In our first approach we are going to build up a list of all the elements we want to return flattened, and return that list.

In [3]:
from collections.abc import Iterable

In [37]:
def flatten_std(iterable):
    result = []
    for element in iterable:
        if isinstance(element, Iterable) and not isinstance(element, (str, bytes)):
            result.extend(flatten(element))
        else:
            result.append(element)
    return result

Let's try it out and see if it works:

In [38]:
l = [1, 2, [3, 4, [5, 6, 7, [8, 9, 10]]]]
flatten_std(l)

[1, 2, 3, 4, 5, 6, 7, 8, 9, 10]

And with strings:

In [39]:
l = ["I'm", "a", ["lumberjack", "and", ["I'm", "OK"]]]
flatten_std(l)

["I'm", 'a', 'lumberjack', 'and', "I'm", 'OK']

This works fine, but we can actually simplify this code quite a bit by using a generator, and in particular using `yield` and `yield from`.
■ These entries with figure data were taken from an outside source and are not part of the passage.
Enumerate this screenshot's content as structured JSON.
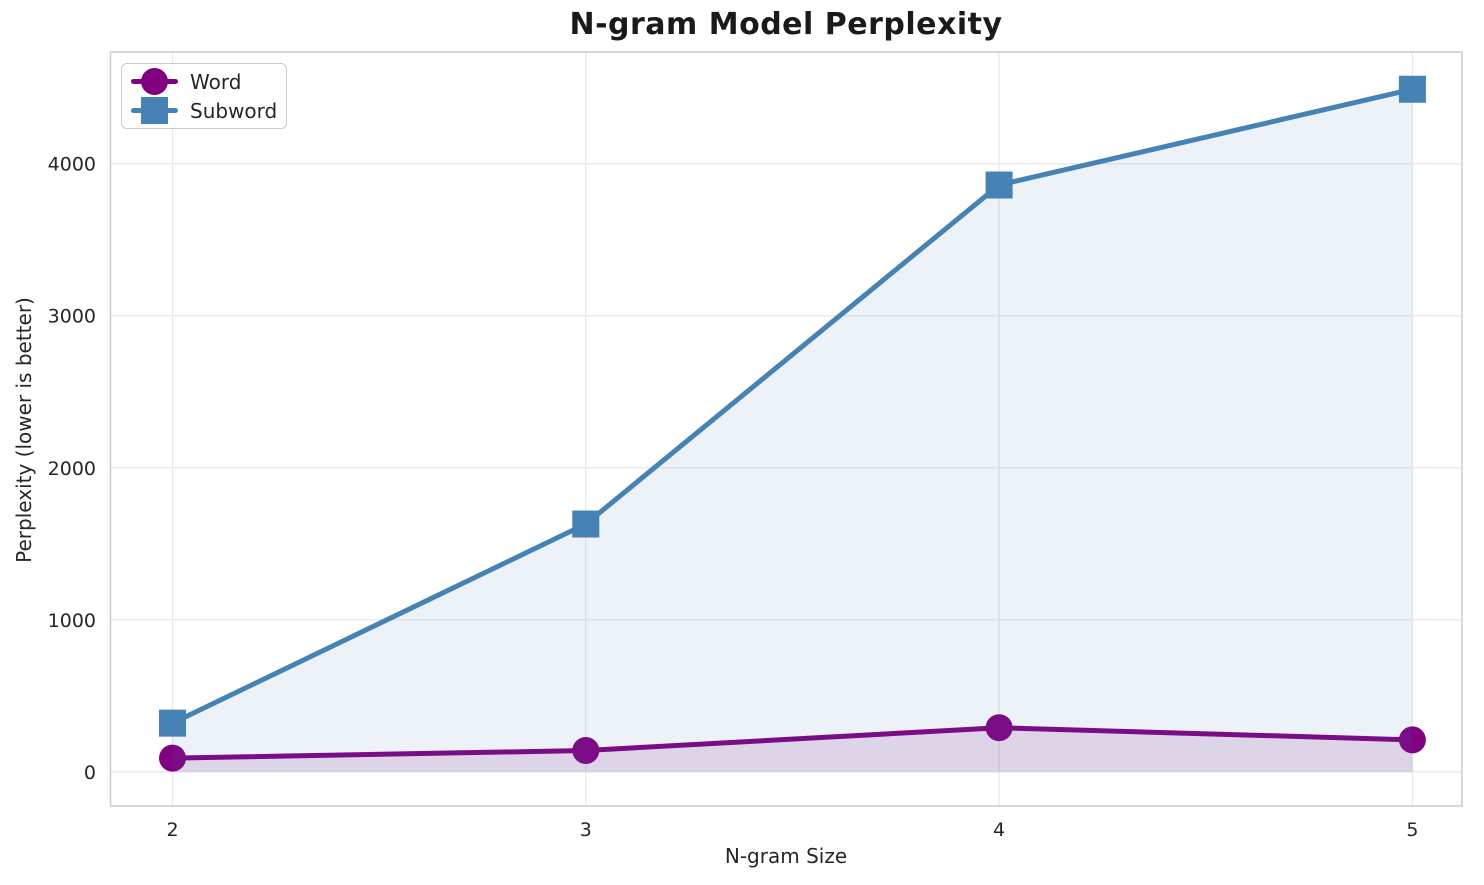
{
  "chart_data": {
    "type": "line",
    "title": "N-gram Model Perplexity",
    "xlabel": "N-gram Size",
    "ylabel": "Perplexity (lower is better)",
    "x": [
      2,
      3,
      4,
      5
    ],
    "x_ticks": [
      "2",
      "3",
      "4",
      "5"
    ],
    "y_ticks": [
      "0",
      "1000",
      "2000",
      "3000",
      "4000"
    ],
    "y_tick_values": [
      0,
      1000,
      2000,
      3000,
      4000
    ],
    "series": [
      {
        "name": "Word",
        "values": [
          90,
          140,
          290,
          210
        ],
        "color": "#800080",
        "marker": "circle",
        "fill_opacity": 0.13
      },
      {
        "name": "Subword",
        "values": [
          320,
          1630,
          3860,
          4490
        ],
        "color": "#4682b4",
        "marker": "square",
        "fill_opacity": 0.1
      }
    ],
    "xlim": [
      1.85,
      5.12
    ],
    "ylim": [
      -225,
      4735
    ],
    "grid": true,
    "legend_position": "upper left",
    "background_color": "#ffffff",
    "grid_color": "#e8e8e8",
    "spine_color": "#cccccc",
    "text_color": "#262626",
    "title_color": "#1a1a1a"
  }
}
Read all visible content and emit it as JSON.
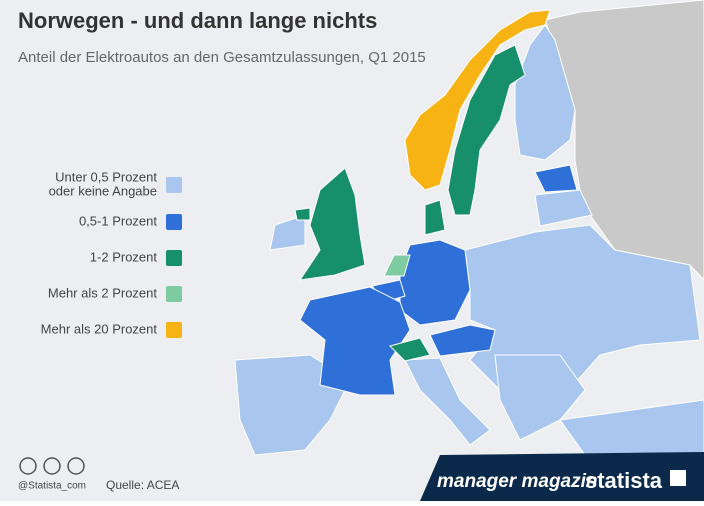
{
  "header": {
    "title": "Norwegen - und dann lange nichts",
    "subtitle": "Anteil der Elektroautos an den Gesamtzulassungen, Q1 2015"
  },
  "legend": [
    {
      "lines": [
        "Unter 0,5 Prozent",
        "oder keine Angabe"
      ],
      "color": "#a9c6ef"
    },
    {
      "lines": [
        "0,5-1 Prozent"
      ],
      "color": "#2f6fd8"
    },
    {
      "lines": [
        "1-2 Prozent"
      ],
      "color": "#178f6a"
    },
    {
      "lines": [
        "Mehr als 2 Prozent"
      ],
      "color": "#7fcba0"
    },
    {
      "lines": [
        "Mehr als 20 Prozent"
      ],
      "color": "#f7b314"
    }
  ],
  "footer": {
    "handle": "@Statista_com",
    "source": "Quelle: ACEA",
    "partner": "manager magazin",
    "brand": "statista"
  }
}
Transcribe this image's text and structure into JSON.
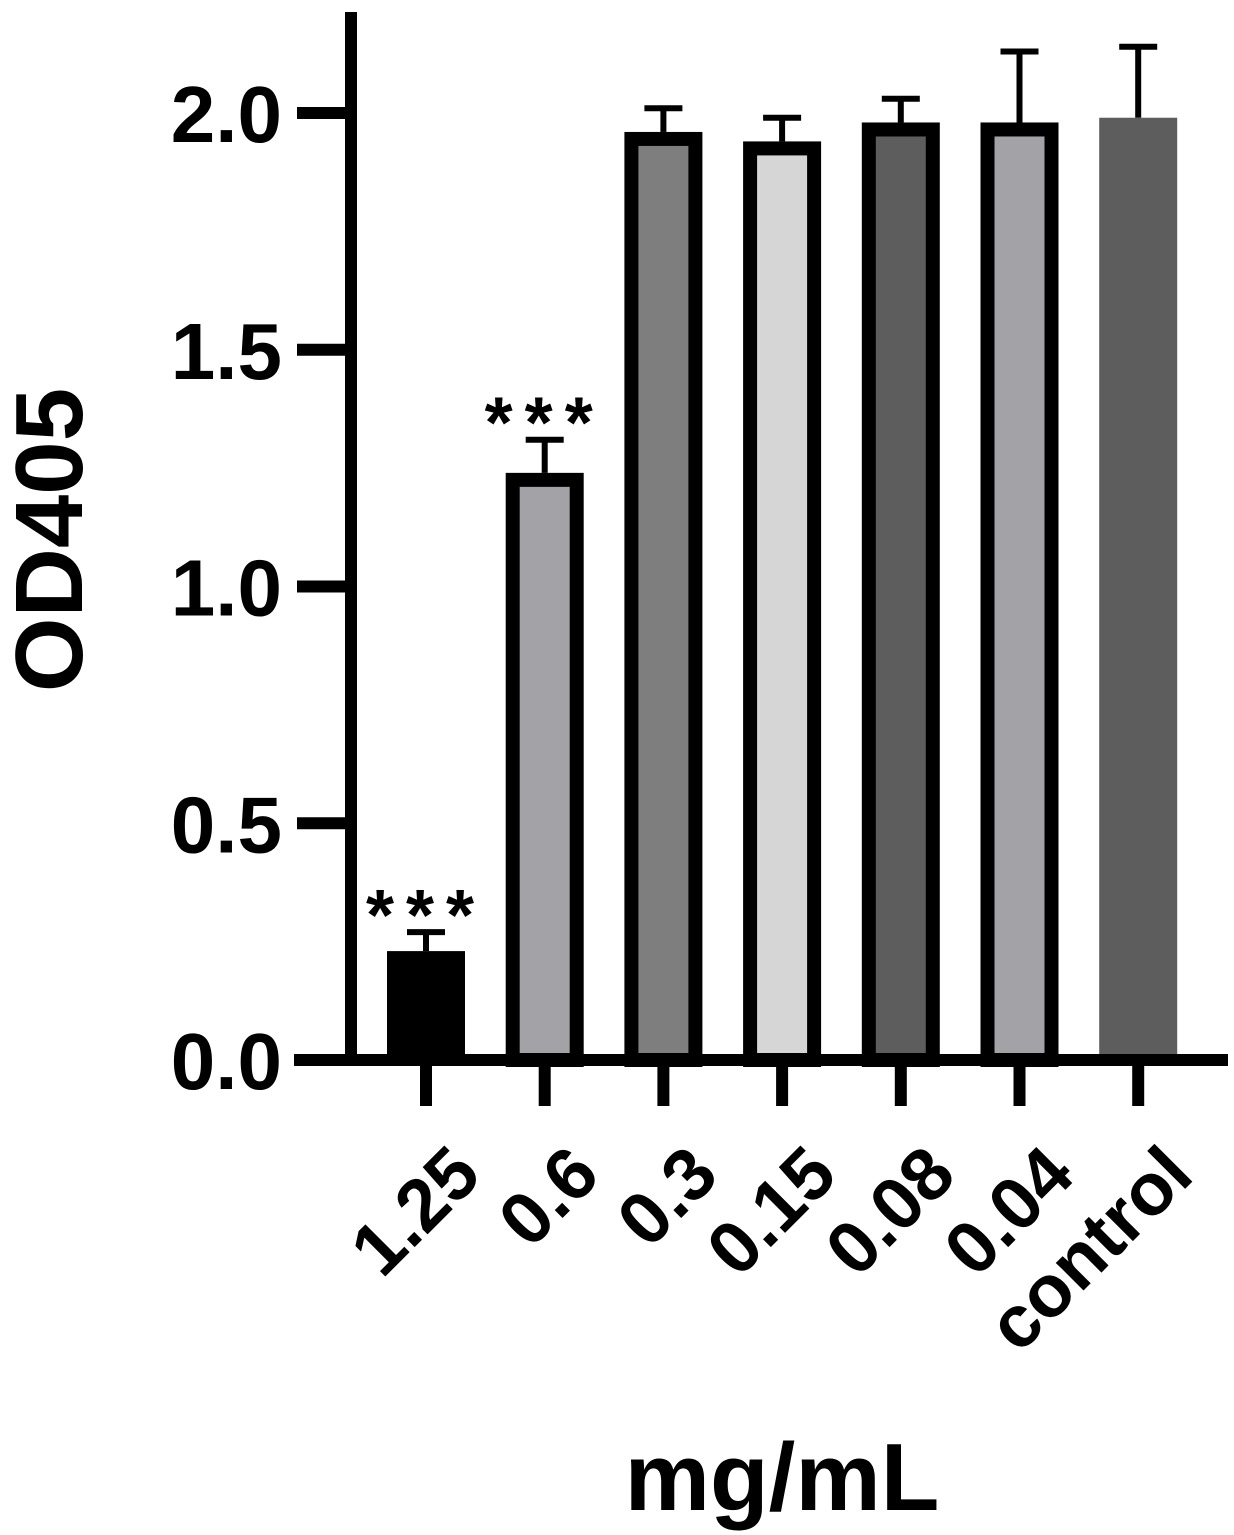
{
  "chart_data": {
    "type": "bar",
    "title": "",
    "xlabel": "mg/mL",
    "ylabel": "OD405",
    "ylim": [
      0,
      2.0
    ],
    "yticks": [
      "0.0",
      "0.5",
      "1.0",
      "1.5",
      "2.0"
    ],
    "categories": [
      "1.25",
      "0.6",
      "0.3",
      "0.15",
      "0.08",
      "0.04",
      "control"
    ],
    "values": [
      0.23,
      1.24,
      1.96,
      1.94,
      1.98,
      1.98,
      1.99
    ],
    "errors": [
      0.04,
      0.07,
      0.05,
      0.05,
      0.05,
      0.15,
      0.15
    ],
    "fill_colors": [
      "#000000",
      "#a3a2a7",
      "#7e7e7e",
      "#d6d6d6",
      "#5d5d5d",
      "#a3a2a7",
      "#5d5d5d"
    ],
    "outlined": [
      false,
      true,
      true,
      true,
      true,
      true,
      false
    ],
    "annotations": [
      {
        "category": "1.25",
        "text": "***"
      },
      {
        "category": "0.6",
        "text": "***"
      }
    ],
    "grid": false,
    "legend": "none"
  }
}
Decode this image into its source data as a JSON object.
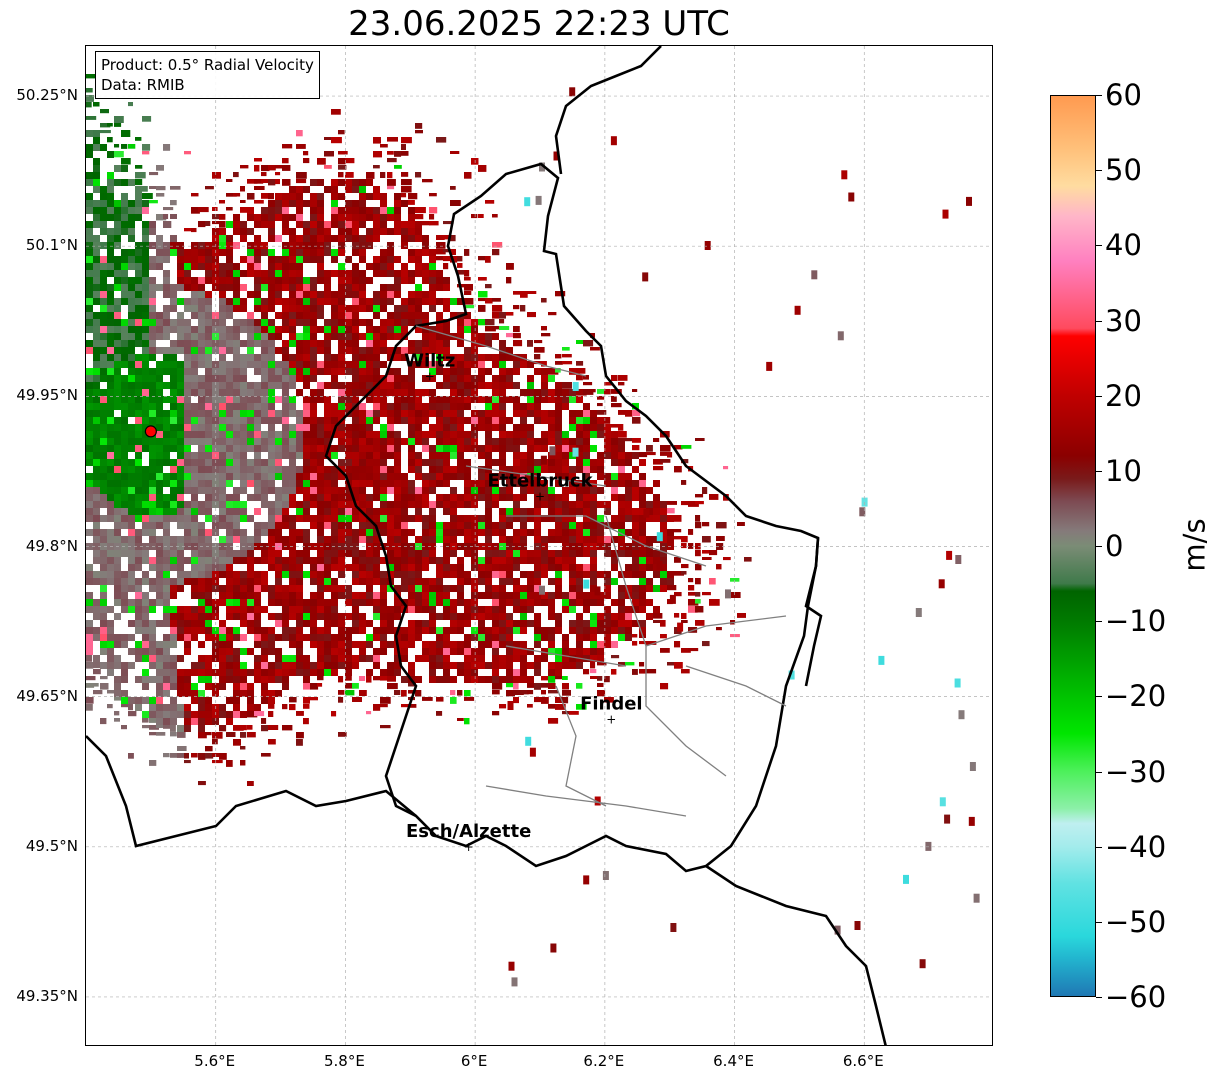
{
  "title": "23.06.2025 22:23 UTC",
  "info": {
    "product": "Product: 0.5° Radial Velocity",
    "data": "Data: RMIB"
  },
  "map": {
    "lat_ticks": [
      {
        "value": 50.25,
        "label": "50.25°N"
      },
      {
        "value": 50.1,
        "label": "50.1°N"
      },
      {
        "value": 49.95,
        "label": "49.95°N"
      },
      {
        "value": 49.8,
        "label": "49.8°N"
      },
      {
        "value": 49.65,
        "label": "49.65°N"
      },
      {
        "value": 49.5,
        "label": "49.5°N"
      },
      {
        "value": 49.35,
        "label": "49.35°N"
      }
    ],
    "lon_ticks": [
      {
        "value": 5.6,
        "label": "5.6°E"
      },
      {
        "value": 5.8,
        "label": "5.8°E"
      },
      {
        "value": 6.0,
        "label": "6°E"
      },
      {
        "value": 6.2,
        "label": "6.2°E"
      },
      {
        "value": 6.4,
        "label": "6.4°E"
      },
      {
        "value": 6.6,
        "label": "6.6°E"
      }
    ],
    "extent": {
      "lon_min": 5.4,
      "lon_max": 6.8,
      "lat_min": 49.3,
      "lat_max": 50.3
    },
    "radar_site": {
      "lon": 5.5,
      "lat": 49.915,
      "color": "#ff0000"
    },
    "cities": [
      {
        "name": "Wiltz",
        "lon": 5.93,
        "lat": 49.97
      },
      {
        "name": "Ettelbruck",
        "lon": 6.1,
        "lat": 49.85
      },
      {
        "name": "Findel",
        "lon": 6.21,
        "lat": 49.627
      },
      {
        "name": "Esch/Alzette",
        "lon": 5.99,
        "lat": 49.5
      }
    ],
    "border_color": "#000000",
    "canton_color": "#808080"
  },
  "colorbar": {
    "unit": "m/s",
    "min": -60,
    "max": 60,
    "ticks": [
      {
        "value": 60,
        "label": "60"
      },
      {
        "value": 50,
        "label": "50"
      },
      {
        "value": 40,
        "label": "40"
      },
      {
        "value": 30,
        "label": "30"
      },
      {
        "value": 20,
        "label": "20"
      },
      {
        "value": 10,
        "label": "10"
      },
      {
        "value": 0,
        "label": "0"
      },
      {
        "value": -10,
        "label": "−10"
      },
      {
        "value": -20,
        "label": "−20"
      },
      {
        "value": -30,
        "label": "−30"
      },
      {
        "value": -40,
        "label": "−40"
      },
      {
        "value": -50,
        "label": "−50"
      },
      {
        "value": -60,
        "label": "−60"
      }
    ],
    "stops": [
      {
        "value": -60,
        "color": "#1f78b4"
      },
      {
        "value": -55,
        "color": "#22b5cf"
      },
      {
        "value": -52,
        "color": "#2ad8dc"
      },
      {
        "value": -45,
        "color": "#60e2e2"
      },
      {
        "value": -40,
        "color": "#a4ecec"
      },
      {
        "value": -37,
        "color": "#bfeff0"
      },
      {
        "value": -35,
        "color": "#8cf0a8"
      },
      {
        "value": -30,
        "color": "#4cf05a"
      },
      {
        "value": -25,
        "color": "#00e600"
      },
      {
        "value": -18,
        "color": "#00b400"
      },
      {
        "value": -10,
        "color": "#007a00"
      },
      {
        "value": -6,
        "color": "#006400"
      },
      {
        "value": -5,
        "color": "#3f7a4a"
      },
      {
        "value": 0,
        "color": "#7b8c76"
      },
      {
        "value": 2,
        "color": "#857a7a"
      },
      {
        "value": 6,
        "color": "#7d4a52"
      },
      {
        "value": 9,
        "color": "#7a1a1a"
      },
      {
        "value": 12,
        "color": "#8b0000"
      },
      {
        "value": 20,
        "color": "#c00000"
      },
      {
        "value": 28,
        "color": "#ff0000"
      },
      {
        "value": 29,
        "color": "#ff4a5e"
      },
      {
        "value": 38,
        "color": "#ff80c0"
      },
      {
        "value": 44,
        "color": "#ffb6c8"
      },
      {
        "value": 48,
        "color": "#ffdca0"
      },
      {
        "value": 53,
        "color": "#ffc07a"
      },
      {
        "value": 60,
        "color": "#ff9a50"
      }
    ]
  }
}
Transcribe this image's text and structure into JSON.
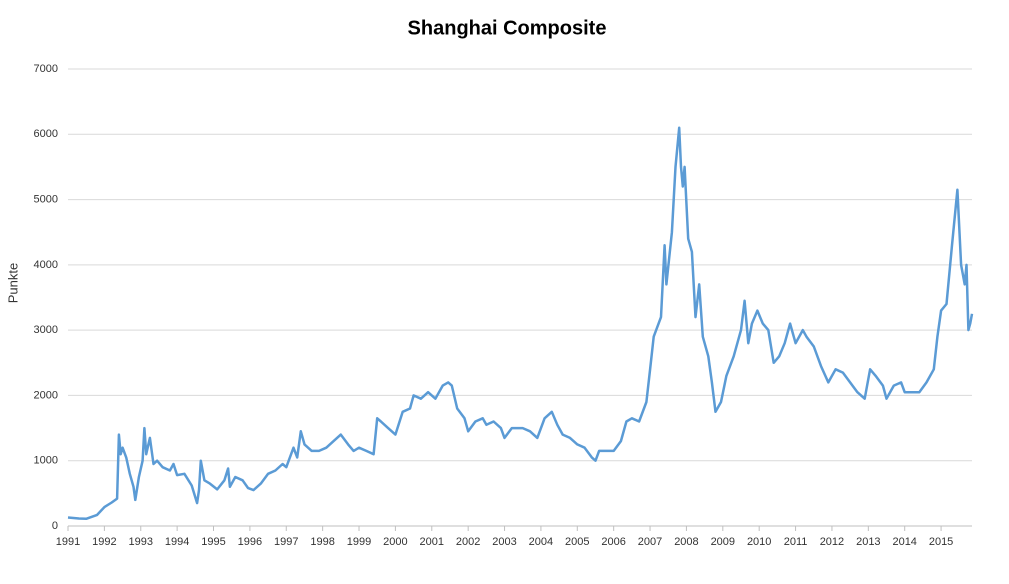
{
  "chart_data": {
    "type": "line",
    "title": "Shanghai Composite",
    "ylabel": "Punkte",
    "x": [
      1991.0,
      1991.3,
      1991.5,
      1991.8,
      1992.0,
      1992.2,
      1992.35,
      1992.4,
      1992.45,
      1992.5,
      1992.6,
      1992.7,
      1992.8,
      1992.85,
      1992.95,
      1993.05,
      1993.1,
      1993.15,
      1993.25,
      1993.35,
      1993.45,
      1993.6,
      1993.8,
      1993.9,
      1994.0,
      1994.2,
      1994.4,
      1994.55,
      1994.6,
      1994.65,
      1994.75,
      1994.9,
      1995.1,
      1995.3,
      1995.4,
      1995.45,
      1995.6,
      1995.8,
      1995.95,
      1996.1,
      1996.3,
      1996.5,
      1996.7,
      1996.9,
      1997.0,
      1997.2,
      1997.3,
      1997.4,
      1997.5,
      1997.7,
      1997.9,
      1998.1,
      1998.3,
      1998.5,
      1998.7,
      1998.85,
      1999.0,
      1999.2,
      1999.4,
      1999.5,
      1999.6,
      1999.8,
      2000.0,
      2000.2,
      2000.4,
      2000.5,
      2000.7,
      2000.9,
      2001.1,
      2001.3,
      2001.45,
      2001.55,
      2001.7,
      2001.9,
      2002.0,
      2002.2,
      2002.4,
      2002.5,
      2002.7,
      2002.9,
      2003.0,
      2003.2,
      2003.5,
      2003.7,
      2003.9,
      2004.1,
      2004.3,
      2004.45,
      2004.6,
      2004.8,
      2005.0,
      2005.2,
      2005.4,
      2005.5,
      2005.6,
      2005.8,
      2006.0,
      2006.2,
      2006.35,
      2006.5,
      2006.7,
      2006.9,
      2007.0,
      2007.1,
      2007.3,
      2007.4,
      2007.45,
      2007.6,
      2007.7,
      2007.8,
      2007.85,
      2007.9,
      2007.95,
      2008.05,
      2008.15,
      2008.25,
      2008.35,
      2008.45,
      2008.6,
      2008.7,
      2008.8,
      2008.95,
      2009.1,
      2009.3,
      2009.5,
      2009.6,
      2009.7,
      2009.8,
      2009.95,
      2010.1,
      2010.25,
      2010.4,
      2010.55,
      2010.7,
      2010.85,
      2011.0,
      2011.2,
      2011.3,
      2011.5,
      2011.7,
      2011.9,
      2012.1,
      2012.3,
      2012.5,
      2012.7,
      2012.9,
      2013.05,
      2013.2,
      2013.4,
      2013.5,
      2013.7,
      2013.9,
      2014.0,
      2014.2,
      2014.4,
      2014.6,
      2014.8,
      2014.9,
      2015.0,
      2015.15,
      2015.3,
      2015.45,
      2015.55,
      2015.65,
      2015.7,
      2015.75,
      2015.8,
      2015.85
    ],
    "series": [
      {
        "name": "Shanghai Composite",
        "color": "#5b9bd5",
        "values": [
          130,
          115,
          110,
          170,
          290,
          360,
          420,
          1400,
          1100,
          1200,
          1050,
          800,
          600,
          400,
          750,
          1000,
          1500,
          1100,
          1350,
          950,
          1000,
          900,
          850,
          950,
          780,
          800,
          620,
          350,
          550,
          1000,
          700,
          650,
          560,
          700,
          880,
          600,
          750,
          700,
          580,
          550,
          650,
          800,
          850,
          950,
          900,
          1200,
          1050,
          1450,
          1250,
          1150,
          1150,
          1200,
          1300,
          1400,
          1250,
          1150,
          1200,
          1150,
          1100,
          1650,
          1600,
          1500,
          1400,
          1750,
          1800,
          2000,
          1950,
          2050,
          1950,
          2150,
          2200,
          2150,
          1800,
          1650,
          1450,
          1600,
          1650,
          1550,
          1600,
          1500,
          1350,
          1500,
          1500,
          1450,
          1350,
          1650,
          1750,
          1550,
          1400,
          1350,
          1250,
          1200,
          1050,
          1000,
          1150,
          1150,
          1150,
          1300,
          1600,
          1650,
          1600,
          1900,
          2400,
          2900,
          3200,
          4300,
          3700,
          4500,
          5500,
          6100,
          5500,
          5200,
          5500,
          4400,
          4200,
          3200,
          3700,
          2900,
          2600,
          2200,
          1750,
          1900,
          2300,
          2600,
          3000,
          3450,
          2800,
          3100,
          3300,
          3100,
          3000,
          2500,
          2600,
          2800,
          3100,
          2800,
          3000,
          2900,
          2750,
          2450,
          2200,
          2400,
          2350,
          2200,
          2050,
          1950,
          2400,
          2300,
          2150,
          1950,
          2150,
          2200,
          2050,
          2050,
          2050,
          2200,
          2400,
          2900,
          3300,
          3400,
          4300,
          5150,
          4000,
          3700,
          4000,
          3000,
          3100,
          3250
        ]
      }
    ],
    "xlim": [
      1991,
      2015.85
    ],
    "xticks": [
      1991,
      1992,
      1993,
      1994,
      1995,
      1996,
      1997,
      1998,
      1999,
      2000,
      2001,
      2002,
      2003,
      2004,
      2005,
      2006,
      2007,
      2008,
      2009,
      2010,
      2011,
      2012,
      2013,
      2014,
      2015
    ],
    "ylim": [
      0,
      7000
    ],
    "yticks": [
      0,
      1000,
      2000,
      3000,
      4000,
      5000,
      6000,
      7000
    ],
    "grid": true
  }
}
We are going to turn our function into a generator function - that way we do not have to build up that `result` list - not only is the code easier to read, but using a generator will make our function far more memory efficient, since we do not have to store the entire resulting iterable in a list.

In [25]:
def flatten(iterable):
    for element in iterable:
        if isinstance(element, Iterable) and not isinstance(element, (str, bytes)):
            yield from flatten(element)
        else:
            yield element

Our `flatten` function is now a generator function, so we'll have to iterate over it to get all the results:

In [27]:
l = [1, 2, [3, 4, [5, 6, 7, [8, 9, 10]]]]
list(flatten(l))

[1, 2, 3, 4, 5, 6, 7, 8, 9, 10]

In [28]:
l = ["I'm", "a", ["lumberjack", "and", ["I'm", "OK"]]]
list(flatten(l))

["I'm", 'a', 'lumberjack', 'and', "I'm", 'OK']

The way we have coded our function, it will work with nested iterables in general, not just sequence types:

In [35]:
x = zip(range(1, 5), range(100, 105)) 
print(x)
print(list(x))

<zip object at 0x1092fb940>
[(1, 100), (2, 101), (3, 102), (4, 103)]


In [36]:
x = zip(range(1, 5), range(100, 105))
list(flatten(x))

[1, 100, 2, 101, 3, 102, 4, 103]

Let's do some timings:

In [40]:
from timeit import timeit

In [42]:
l = [1, 2, [3, 4, [5, 6, 7, [8, 9, 10]]]]
timeit("flatten_std(l)", globals=globals(), number=1_000_000)

2.3032115411479026

In [43]:
l = [1, 2, [3, 4, [5, 6, 7, [8, 9, 10]]]]
timeit("flatten(l)", globals=globals(), number=1_000_000)

0.10977479186840355

This looks way faster - but I kind of cheated! Can you spot it?

Since `flatten` is a generator function, it will actually not do any work until we iterate over the results - which I did not do in this case - so let's change it, and see what happens:

In [44]:
l = [1, 2, [3, 4, [5, 6, 7, [8, 9, 10]]]]
timeit("list(flatten(l))", globals=globals(), number=1_000_000)

2.3530387501232326

Ok, so now that we are actually iterating over all the elements of the generator, we can see that timeings are about the same.

But the generator approach has the advantage that it will be more memory efficient in general, as well as more computationally efficient if we do not actually iterate over the entire result set (maybe we only need the first few elements, in which case we save having to computer everything the way `flatten_std` works).

And that's it - a nice easy way to flatten nested iterables using recursion and generators!